REUTERS - Palestinian President Mahmoud Abbas on Saturday cautiously welcomed a French proposal to convene Israeli and Palestinian negotiators in Paris to try to revive collapsed peace talks.
French Foreign Minister Alain Juppe this week offered to host talks to discuss ideas for a Palestinian state raised last month by U.S. President Barack Obama, aiming to avert a showdown at the United Nations in September.
“We said that in principle this initiative is acceptable,” Abbas told Reuters, two days after talks with Juppe in the West Bank city of Ramallah.
Abbas said the French plan “talks about President Obama’s vision ... in which he spoke about a (Palestinian) state with the ‘67 borders, with borders with Israel, Egypt and Jordan.”
Under the plan discussed with Juppe, “neither side would carry out unilateral actions,” Abbas added.
Israeli Prime Minister Benjamin Netanyahu, who has yet to respond publicly to the French proposal, has rejected any withdrawal to the borders existing before Israel captured the West Bank in a 1967 war, insisting such a frontier would be “indefensible.”

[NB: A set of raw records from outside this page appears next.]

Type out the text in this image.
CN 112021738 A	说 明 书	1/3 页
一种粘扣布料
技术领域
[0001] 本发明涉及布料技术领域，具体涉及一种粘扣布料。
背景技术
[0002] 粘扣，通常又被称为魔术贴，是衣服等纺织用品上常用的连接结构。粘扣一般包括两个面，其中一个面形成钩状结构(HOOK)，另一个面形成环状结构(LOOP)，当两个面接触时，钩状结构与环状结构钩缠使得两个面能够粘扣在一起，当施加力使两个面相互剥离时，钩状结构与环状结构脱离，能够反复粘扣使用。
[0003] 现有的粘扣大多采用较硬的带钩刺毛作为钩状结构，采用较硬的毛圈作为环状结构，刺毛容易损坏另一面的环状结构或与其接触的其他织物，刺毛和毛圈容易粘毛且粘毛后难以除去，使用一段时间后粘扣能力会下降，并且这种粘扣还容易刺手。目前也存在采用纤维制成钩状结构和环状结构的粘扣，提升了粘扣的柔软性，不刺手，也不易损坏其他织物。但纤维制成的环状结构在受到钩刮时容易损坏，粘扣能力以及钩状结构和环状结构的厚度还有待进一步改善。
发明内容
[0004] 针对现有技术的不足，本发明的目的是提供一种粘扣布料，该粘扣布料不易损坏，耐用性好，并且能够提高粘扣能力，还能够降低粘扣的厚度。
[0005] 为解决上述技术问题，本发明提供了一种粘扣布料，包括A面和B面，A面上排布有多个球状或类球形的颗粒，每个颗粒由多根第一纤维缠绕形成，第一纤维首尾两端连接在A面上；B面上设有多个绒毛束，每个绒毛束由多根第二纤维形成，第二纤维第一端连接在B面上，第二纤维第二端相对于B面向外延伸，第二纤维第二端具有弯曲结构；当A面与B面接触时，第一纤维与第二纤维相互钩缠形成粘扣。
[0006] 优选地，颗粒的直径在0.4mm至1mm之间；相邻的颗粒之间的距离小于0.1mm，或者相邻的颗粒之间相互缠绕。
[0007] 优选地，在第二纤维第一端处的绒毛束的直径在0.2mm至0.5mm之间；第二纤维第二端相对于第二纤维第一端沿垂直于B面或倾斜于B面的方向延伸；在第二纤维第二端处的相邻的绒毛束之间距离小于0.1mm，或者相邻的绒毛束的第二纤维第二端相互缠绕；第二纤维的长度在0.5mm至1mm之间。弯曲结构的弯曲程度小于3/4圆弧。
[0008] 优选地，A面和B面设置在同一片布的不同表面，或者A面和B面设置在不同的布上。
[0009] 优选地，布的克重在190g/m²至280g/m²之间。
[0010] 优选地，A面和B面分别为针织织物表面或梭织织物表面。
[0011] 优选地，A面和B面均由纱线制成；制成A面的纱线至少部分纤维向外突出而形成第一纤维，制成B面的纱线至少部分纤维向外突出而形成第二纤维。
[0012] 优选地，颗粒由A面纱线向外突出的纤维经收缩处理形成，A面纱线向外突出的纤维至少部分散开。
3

After meeting Juppe on Saturday, the Israeli leader said he asked France to continue efforts to secure the release of Israeli soldier Gilad Shalit, held by the Islamist group Hamas since his capture in a cross-border raid from the Gaza Strip in 2006.
Thousands protest in Tel Aviv
Opinion polls show many Israelis support Netanyahu’s stance though some worry a protracted diplomatic stalemate may bring fresh violence. In Tel Aviv, 5,000 turned out for a march sponsored by left-wing groups, many holding signs demanding Israel agree to a two-state solution using the 1967 borders.
The French proposal calls for Israeli and Palestinian negotiators to meet this month or by early July with an eye to reviving talks which broke off last year in a dispute on Jewish settlement building in land Palestinians seek for a state.
The Palestinians plan unilaterally to seek U.N. recognition of statehood in September—a step Israel strongly opposes, fearing it could end up isolated internationally.
The United States has already said it opposes the plan, and this stand could kill off the initiative in the Security Council before it can reach the General Assembly.
France, also one of the five permanent members of the Security Council, has not yet decided whether to back the Palestinians, Juppe said.
“We are convinced that if nothing happens here between now and September the situation will be very difficult for everyone at the time of the United Nations General Assembly,” Juppe said during his visit this week.
“We have to avoid such a situation and the only way to avoid it is to do what we are proposing, that’s to say return to the (negotiating) table,” Juppe said.